A nod should also be given towards the sterling work of all the actors playing synths (particularly in the early episodes before the series focused on the “alive” models), all of whom totally convinced both through the smooth choreography of their actions and creepy lack of emotion on their faces. If Keanu Reeves ever falls on hard times, he could definitely find a home in Humans.
I really enjoyed the creepy cuckoo in the nest-style interaction between Gemma Chan’s Anita and her adoptive family, the Hawkins. The slight menace implicit in her restrained voice and vapid smile added a frisson of danger to domesticity, and brought an ambiguity (was she a danger, or was mum Laura just paranoid?) that suggested a great mystery to come.
Unfortunately, when that mystery was solved (Chan was a nice, friendly, conscious synth who’d been programmed over), all that creepiness went away, and the synths mostly became so interchangeably human they weren’t even that interesting to watch any more. I didn’t watch Humans to watch humans, dammit.
I was also disappointed that certain storylines fizzled out, particularly that of George (William Hurt) and his severe synth Vera (Rebecca Front), which started out a bit One Flew Over the Cuckoo’s Nest and ended up irrelevant as he started ignoring her and helping Niska instead. Vera was genuinely menacing, and scenes of her controlling George were both uncomfortable to watch and raised interesting questions about how we treat our elderly. The marital difficulties of Neil Maskell’s Pete and easily papered-over homicidal tendencies of synth Niska (Emily Berrington) were similarly jettisoned. And are we just saying Tom Goodman-Hill’s synth sex with Gemma Chan is ok, now?
Pace was also an issue. While the last two episodes (when the synth hit the fan, so to speak) were great, a lot of this series was spent watching people meet in cafes or type slowly at computers. For me, the cheap “reveals” that certain characters were secretly robots (or part-robots) failed to adequately compensate. Less of that next time, please.

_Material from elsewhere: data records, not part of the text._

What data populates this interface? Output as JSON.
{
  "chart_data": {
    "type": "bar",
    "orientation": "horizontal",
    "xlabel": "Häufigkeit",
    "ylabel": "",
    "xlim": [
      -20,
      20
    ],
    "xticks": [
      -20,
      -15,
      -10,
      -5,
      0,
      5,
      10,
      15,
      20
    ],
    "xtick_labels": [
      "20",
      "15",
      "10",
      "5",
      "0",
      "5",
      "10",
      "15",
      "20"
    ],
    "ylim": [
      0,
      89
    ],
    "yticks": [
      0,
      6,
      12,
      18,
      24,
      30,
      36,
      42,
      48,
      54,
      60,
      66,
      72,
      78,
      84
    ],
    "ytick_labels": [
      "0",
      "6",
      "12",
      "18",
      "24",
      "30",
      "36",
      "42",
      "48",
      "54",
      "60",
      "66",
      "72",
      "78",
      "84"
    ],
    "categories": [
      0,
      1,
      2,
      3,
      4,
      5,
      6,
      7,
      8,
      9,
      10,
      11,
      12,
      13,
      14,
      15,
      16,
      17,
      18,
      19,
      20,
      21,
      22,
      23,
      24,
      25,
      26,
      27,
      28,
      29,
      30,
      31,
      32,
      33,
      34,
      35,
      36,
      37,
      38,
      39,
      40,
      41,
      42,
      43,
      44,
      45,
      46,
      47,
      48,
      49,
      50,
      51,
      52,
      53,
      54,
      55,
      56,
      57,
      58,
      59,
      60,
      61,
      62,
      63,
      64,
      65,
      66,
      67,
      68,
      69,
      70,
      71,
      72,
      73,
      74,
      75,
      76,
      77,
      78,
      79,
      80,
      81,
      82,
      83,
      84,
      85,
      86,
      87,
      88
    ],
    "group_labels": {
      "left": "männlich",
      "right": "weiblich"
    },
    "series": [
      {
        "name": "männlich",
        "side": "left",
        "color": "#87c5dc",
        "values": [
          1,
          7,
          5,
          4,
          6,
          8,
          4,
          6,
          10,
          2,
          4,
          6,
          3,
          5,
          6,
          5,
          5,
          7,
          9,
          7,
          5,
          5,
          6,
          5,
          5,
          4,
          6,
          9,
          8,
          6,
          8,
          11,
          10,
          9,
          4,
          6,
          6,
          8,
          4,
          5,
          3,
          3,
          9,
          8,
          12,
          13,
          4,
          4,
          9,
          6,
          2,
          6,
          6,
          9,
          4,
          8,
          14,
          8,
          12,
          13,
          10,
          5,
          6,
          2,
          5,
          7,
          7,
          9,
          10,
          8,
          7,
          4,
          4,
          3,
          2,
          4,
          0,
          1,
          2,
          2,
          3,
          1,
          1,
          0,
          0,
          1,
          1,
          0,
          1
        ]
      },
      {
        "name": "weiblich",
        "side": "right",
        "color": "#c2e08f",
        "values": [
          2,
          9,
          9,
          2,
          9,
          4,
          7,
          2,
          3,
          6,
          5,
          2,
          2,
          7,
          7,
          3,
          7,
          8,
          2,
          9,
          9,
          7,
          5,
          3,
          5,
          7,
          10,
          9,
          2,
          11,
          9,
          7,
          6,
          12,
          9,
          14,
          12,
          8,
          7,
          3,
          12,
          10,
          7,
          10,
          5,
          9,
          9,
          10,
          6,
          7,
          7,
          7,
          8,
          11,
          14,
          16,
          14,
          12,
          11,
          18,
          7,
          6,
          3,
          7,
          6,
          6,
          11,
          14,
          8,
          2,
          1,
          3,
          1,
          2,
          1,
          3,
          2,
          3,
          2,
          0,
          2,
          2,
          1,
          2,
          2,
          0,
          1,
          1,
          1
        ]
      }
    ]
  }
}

And as the series went on, other details also niggled. Ruth Bradley’s Karen was supposed to be an exact copy of famous roboticist David Elster’s wife, who several characters in the series knew personally – so why didn’t they recognise her when they ran into her? It’s not like she was well disguised; when she finally did reveal herself, all she had to say was “look closer” and they realised the similarity. And would synths really replace all low-paid manual labour jobs if they cost £20,000 apiece and only lasted a few, electricity-draining years? Yes, I’m nitpicking, but the higher your concept, the more the audience is bound to question its logic (at least that’s my excuse).
Yep – just like most of the UK, Laura
I’ve followed Humans’ progress from the beginning, from covering the first casting and being on set during filming to reviewing the first episode and reporting that there’ll be a second series. And yet I still couldn’t tell you why it’s succeeded where other series have faltered.
Niggles aside, it’s great that a sci-fi series is receiving the kind of mainstream popularity normally reserved for big-budget period dramas, raising questions about how we treat our fellow men (and women) and showcasing a large cast that’s diverse in both gender, age and race while still offering an entertaining story.
In short – domo arigato, Humans. I’m interested to see where you go next.